Fitz hacía campaña en favor del diputado actual de la región, Perceval Jones. Empezó a hablar sobre aranceles, lo cual ya le estaba bien a Billy. Fitz podía parlotear sobre aquel tema todo el día sin llegar al corazón de la gente de Aberowen. En teoría, era el gran tema electoral. Los conservadores proponían poner fin al desempleo mediante un aumento de los impuestos a las importaciones para proteger los productos británicos. Aquella cuestión había unido a los liberales, que estaban en la oposición, ya que el punto más antiguo de su ideología era el comercio libre. Los laboristas estaban de acuerdo en que los aranceles no eran la respuesta a sus males, y proponían un programa nacional de empleo para dar trabajo a los parados, y también querían aumentar el período de educación para impedir la llegada de más jóvenes a un mercado laboral saturado.
Sin embargo, el verdadero tema era quién iba a gobernar.
– Con el fin de fomentar el empleo en el sector agrícola, el gobierno conservador proporcionar una ayuda de una libra por acre a cada campesino, siempre que pague un mínimo de treinta chelines a la semana a sus jornaleros – dijo Fitz.
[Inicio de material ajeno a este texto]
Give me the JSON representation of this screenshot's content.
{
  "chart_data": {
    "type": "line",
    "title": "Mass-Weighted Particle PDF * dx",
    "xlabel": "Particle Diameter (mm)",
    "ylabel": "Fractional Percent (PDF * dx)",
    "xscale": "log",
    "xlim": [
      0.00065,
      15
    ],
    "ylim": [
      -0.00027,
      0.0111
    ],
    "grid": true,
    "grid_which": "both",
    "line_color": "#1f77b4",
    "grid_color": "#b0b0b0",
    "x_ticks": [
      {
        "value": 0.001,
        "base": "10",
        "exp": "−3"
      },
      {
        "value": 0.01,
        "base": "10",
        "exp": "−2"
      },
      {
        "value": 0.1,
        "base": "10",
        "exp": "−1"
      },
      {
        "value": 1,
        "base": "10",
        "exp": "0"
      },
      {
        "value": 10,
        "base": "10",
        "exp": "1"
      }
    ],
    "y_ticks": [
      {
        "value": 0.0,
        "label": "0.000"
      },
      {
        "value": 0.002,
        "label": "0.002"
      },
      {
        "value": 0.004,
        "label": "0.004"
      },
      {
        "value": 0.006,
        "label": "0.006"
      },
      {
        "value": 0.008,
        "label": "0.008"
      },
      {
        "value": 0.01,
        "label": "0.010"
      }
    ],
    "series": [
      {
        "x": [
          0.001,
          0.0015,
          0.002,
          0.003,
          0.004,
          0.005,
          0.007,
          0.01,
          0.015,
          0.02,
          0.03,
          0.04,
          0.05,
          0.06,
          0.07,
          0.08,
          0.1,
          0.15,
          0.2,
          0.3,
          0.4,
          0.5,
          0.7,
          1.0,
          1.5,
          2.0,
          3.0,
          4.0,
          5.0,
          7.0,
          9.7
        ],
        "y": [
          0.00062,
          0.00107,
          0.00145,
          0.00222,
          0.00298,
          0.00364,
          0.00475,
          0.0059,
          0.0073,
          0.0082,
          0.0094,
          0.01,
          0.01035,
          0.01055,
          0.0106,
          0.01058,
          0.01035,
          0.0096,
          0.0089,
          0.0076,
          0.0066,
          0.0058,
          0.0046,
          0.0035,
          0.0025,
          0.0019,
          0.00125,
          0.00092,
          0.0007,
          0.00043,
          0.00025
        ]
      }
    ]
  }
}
Billy negó con la cabeza, divertido e indignado al mismo tiempo. ¿Por qué tenían que dar dinero a los granjeros? No se estaban muriendo de hambre. En cambio, los operarios en paro de las fábricas, sí.
El padre de Billy, que estaba a su lado, comentó:
– Ese tipo de discurso no le va a hacer ganar muchos votos en Aberowen.
Billy estaba de acuerdo. En el pasado aquella circunscripción electoral había sido un feudo de agricultores, pero aquellos días ya habían pasado. Ahora que la clase trabajadora podía votar, los mineros ganarían en número a los campesinos. Perceval Jones había conservado su escaño, en las confusas elecciones de 1922, gracias a un puñado de votos. En esa ocasión no podía revalidar el éxito.
Fitz se ponía nervioso:
– Si votáis a los laboristas, votaréis a un hombre cuyo historial militar está manchado – dijo.
A la gente no le gustó demasiado aquel comentario: conocían la historia de Billy y lo consideraban su héroe. Hubo un murmullo de disconformidad y el padre de Billy gritó:
– ¡Debería darle vergüenza!
– Un hombre que traicionó a sus compañeros de armas y a sus oficiales – prosiguió el conde -, un hombre que fue sometido a un consejo de guerra por traición y enviado a la cárcel. Os lo pido: no deshonréis a Aberowen votando a un hombre como ese.
Fitz se bajó de la tribuna entre aplausos y abucheos. Billy lo miró fijamente, pero el conde esquivó su mirada.
Billy se subió a la tribuna.
– Seguramente estáis esperando a que insulte a lord Fitzherbert tal y como ha hecho él conmigo – dijo.
Entre la muchedumbre, Tommy Griffiths gritó:
– ¡Dale su merecido, Billy!
– Pero esto no es una pelea de la mina – repuso Billy -. Estas elecciones son demasiado importantes para que se decidan con un puñado de burlas.
Los amansó. Sabía que no les gustaría su enfoque sensato. Les gustaban las burlas. Pero vio que su padre asintió con la cabeza. Sabía lo que intentaba hacer su hijo. Claro que lo sabía. Era él quien lo había educado.
– El conde ha hecho gala de un gran valor al venir aquí y expresar sus opiniones ante una multitud de mineros del carbón – prosiguió Billy -. Tal vez se equivoque, y creo que se equivoca, pero no es un cobarde. Se comportó del mismo modo durante la guerra. Al igual que muchos de nuestros oficiales. Eran valientes, pero muy tercos. Apostaron por la estrategia y la táctica erróneas, no dialogaban y sus ideas estaban desfasadas. Pero fueron incapaces de corregirse hasta que murieron millones de hombres.